I know the pressure – it stares me in the face every day. I have to prepare my children for the fifth grade end-of-year test. I also have to prepare my students for middle school. Those pressures do weigh heavily on me. BUT I cannot change course. I cannot let it affect me. I cannot let the pressures of teaching make me less effective. And I don’t mean “effective” by my administration’s standards (though I do hope they think I do a good job). I mean effective by my students’ standards.
I saw a former student at the store today, and as soon as we made eye contact, a huge grin came upon his face. I taught him 6 years ago, but he immediately began to tell me how fifth grade was one of the best years of his life. His mom recognized me as well, and we were instantly transported back to the days when her son was just a scrawny ten-year-old boy in my class. Now he’s a tall, beefy ball player. I was honored that he remembered me, humbled by his mama’s sweet words to me, and blessed by our conversation in the checkout line. HE, the countless children I’ve taught in the past, and my students today are my fuel; when my energy tank seems low, they keep me going.
Yes, education is a crazy field. But to all my brothers and sisters in this career field, it’s probably not going to get better. My friends who have taught for twenty years or more tell me that education is like a pendulum. It swings back and forth. What was all new twenty years ago will swing back into popularity. What was all the rage in education 10 years ago has gone out… but just wait, we’ll see it again with a fancy new acronym. We can’t let change keep us from doing the jobs that our children NEED us to do.

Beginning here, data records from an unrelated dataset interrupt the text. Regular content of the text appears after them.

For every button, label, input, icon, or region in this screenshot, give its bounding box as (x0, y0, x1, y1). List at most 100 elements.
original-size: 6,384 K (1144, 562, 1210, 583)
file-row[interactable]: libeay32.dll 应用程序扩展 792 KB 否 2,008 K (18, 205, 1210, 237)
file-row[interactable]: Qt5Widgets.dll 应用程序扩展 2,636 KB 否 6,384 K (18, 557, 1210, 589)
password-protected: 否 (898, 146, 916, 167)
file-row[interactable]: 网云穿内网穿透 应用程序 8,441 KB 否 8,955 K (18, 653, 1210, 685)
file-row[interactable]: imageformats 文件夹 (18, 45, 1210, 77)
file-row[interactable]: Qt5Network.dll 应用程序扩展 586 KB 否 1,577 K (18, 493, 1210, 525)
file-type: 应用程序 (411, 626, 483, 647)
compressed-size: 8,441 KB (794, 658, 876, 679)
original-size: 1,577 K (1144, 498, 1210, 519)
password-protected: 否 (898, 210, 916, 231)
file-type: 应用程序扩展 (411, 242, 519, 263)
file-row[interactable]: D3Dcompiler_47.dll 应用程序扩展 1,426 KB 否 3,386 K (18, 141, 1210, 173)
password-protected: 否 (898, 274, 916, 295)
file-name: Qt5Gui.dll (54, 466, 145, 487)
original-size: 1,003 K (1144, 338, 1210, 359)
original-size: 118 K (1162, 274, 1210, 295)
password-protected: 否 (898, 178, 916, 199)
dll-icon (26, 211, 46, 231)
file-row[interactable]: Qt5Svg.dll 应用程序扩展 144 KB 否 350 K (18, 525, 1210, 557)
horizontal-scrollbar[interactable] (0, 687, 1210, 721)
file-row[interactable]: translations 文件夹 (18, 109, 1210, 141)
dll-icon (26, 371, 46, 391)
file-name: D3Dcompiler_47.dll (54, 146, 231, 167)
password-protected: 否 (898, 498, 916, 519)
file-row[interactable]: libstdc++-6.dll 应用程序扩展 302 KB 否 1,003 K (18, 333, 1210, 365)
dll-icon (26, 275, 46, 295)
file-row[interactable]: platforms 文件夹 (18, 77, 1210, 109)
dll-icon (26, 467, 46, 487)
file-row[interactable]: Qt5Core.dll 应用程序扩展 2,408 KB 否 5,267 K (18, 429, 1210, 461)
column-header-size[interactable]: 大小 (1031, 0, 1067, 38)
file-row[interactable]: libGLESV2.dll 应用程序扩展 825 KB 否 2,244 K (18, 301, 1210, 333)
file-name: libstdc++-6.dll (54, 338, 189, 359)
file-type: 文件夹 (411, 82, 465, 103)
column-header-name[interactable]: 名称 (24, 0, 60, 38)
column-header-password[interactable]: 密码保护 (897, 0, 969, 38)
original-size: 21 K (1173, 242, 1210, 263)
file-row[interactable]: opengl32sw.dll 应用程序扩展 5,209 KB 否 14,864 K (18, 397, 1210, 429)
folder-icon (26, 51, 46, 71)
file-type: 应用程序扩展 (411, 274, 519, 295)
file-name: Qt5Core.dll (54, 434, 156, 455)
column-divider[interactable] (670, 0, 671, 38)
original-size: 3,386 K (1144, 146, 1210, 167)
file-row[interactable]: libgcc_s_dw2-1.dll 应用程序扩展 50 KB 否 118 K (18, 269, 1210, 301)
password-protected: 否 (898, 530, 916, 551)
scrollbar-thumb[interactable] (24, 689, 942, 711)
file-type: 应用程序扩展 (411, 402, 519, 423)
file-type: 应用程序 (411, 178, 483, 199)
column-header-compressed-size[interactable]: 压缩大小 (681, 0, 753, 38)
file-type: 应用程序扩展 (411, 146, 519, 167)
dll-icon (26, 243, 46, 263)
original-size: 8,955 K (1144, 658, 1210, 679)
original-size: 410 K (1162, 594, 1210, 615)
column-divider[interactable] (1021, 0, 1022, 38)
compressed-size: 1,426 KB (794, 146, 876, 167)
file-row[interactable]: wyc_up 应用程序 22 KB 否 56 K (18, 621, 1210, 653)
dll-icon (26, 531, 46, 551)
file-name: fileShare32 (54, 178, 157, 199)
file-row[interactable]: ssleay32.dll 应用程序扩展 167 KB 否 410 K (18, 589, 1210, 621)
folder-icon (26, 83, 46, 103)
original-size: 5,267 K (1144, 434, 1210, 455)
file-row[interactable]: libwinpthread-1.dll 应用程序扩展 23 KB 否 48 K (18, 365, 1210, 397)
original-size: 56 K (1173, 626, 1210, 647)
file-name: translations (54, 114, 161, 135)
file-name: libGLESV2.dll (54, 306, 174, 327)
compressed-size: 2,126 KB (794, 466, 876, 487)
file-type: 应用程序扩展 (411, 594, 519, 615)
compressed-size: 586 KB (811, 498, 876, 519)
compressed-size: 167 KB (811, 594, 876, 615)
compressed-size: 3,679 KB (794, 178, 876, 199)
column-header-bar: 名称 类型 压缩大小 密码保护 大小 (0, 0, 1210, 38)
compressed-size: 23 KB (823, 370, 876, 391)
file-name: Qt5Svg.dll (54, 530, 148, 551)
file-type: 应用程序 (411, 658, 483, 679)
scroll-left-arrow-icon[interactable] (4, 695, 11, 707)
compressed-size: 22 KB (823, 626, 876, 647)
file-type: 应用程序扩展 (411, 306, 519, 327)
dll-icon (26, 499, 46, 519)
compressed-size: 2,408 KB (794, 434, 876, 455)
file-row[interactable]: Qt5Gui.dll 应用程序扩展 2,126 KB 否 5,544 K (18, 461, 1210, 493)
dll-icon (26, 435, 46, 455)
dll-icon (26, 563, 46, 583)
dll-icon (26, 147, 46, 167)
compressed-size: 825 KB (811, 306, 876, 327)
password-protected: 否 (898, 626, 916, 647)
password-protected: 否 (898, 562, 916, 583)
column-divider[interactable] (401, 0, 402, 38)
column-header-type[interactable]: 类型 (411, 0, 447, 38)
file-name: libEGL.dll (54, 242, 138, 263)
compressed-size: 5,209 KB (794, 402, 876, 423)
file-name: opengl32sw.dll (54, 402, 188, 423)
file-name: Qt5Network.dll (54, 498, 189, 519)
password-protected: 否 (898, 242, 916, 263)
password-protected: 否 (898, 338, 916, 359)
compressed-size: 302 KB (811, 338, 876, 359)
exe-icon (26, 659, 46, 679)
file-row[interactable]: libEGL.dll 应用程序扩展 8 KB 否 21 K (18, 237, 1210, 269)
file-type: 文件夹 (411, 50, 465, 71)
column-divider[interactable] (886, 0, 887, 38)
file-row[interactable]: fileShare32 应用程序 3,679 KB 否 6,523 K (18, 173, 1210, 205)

Mrs. Natale, you seem like a passionate lady. Please don’t quit teaching. Your children need you. I think I’m a pretty good teacher, and I also think my children need me. America’s children need strong men and women to weather the craziness we call “teaching” and show up ready to defy all odds on a daily basis. Because we all know that the odds won’t always be in our favor, but if we can sustain our passion, we CAN defy those odds. I may be a little biased, but I think teachers are heroes. To all of my teacher friends who have felt this way in the past, please don’t quit. You never know which child sitting in your classroom is desperate for a hero. So suit up, friends. Your cape is calling.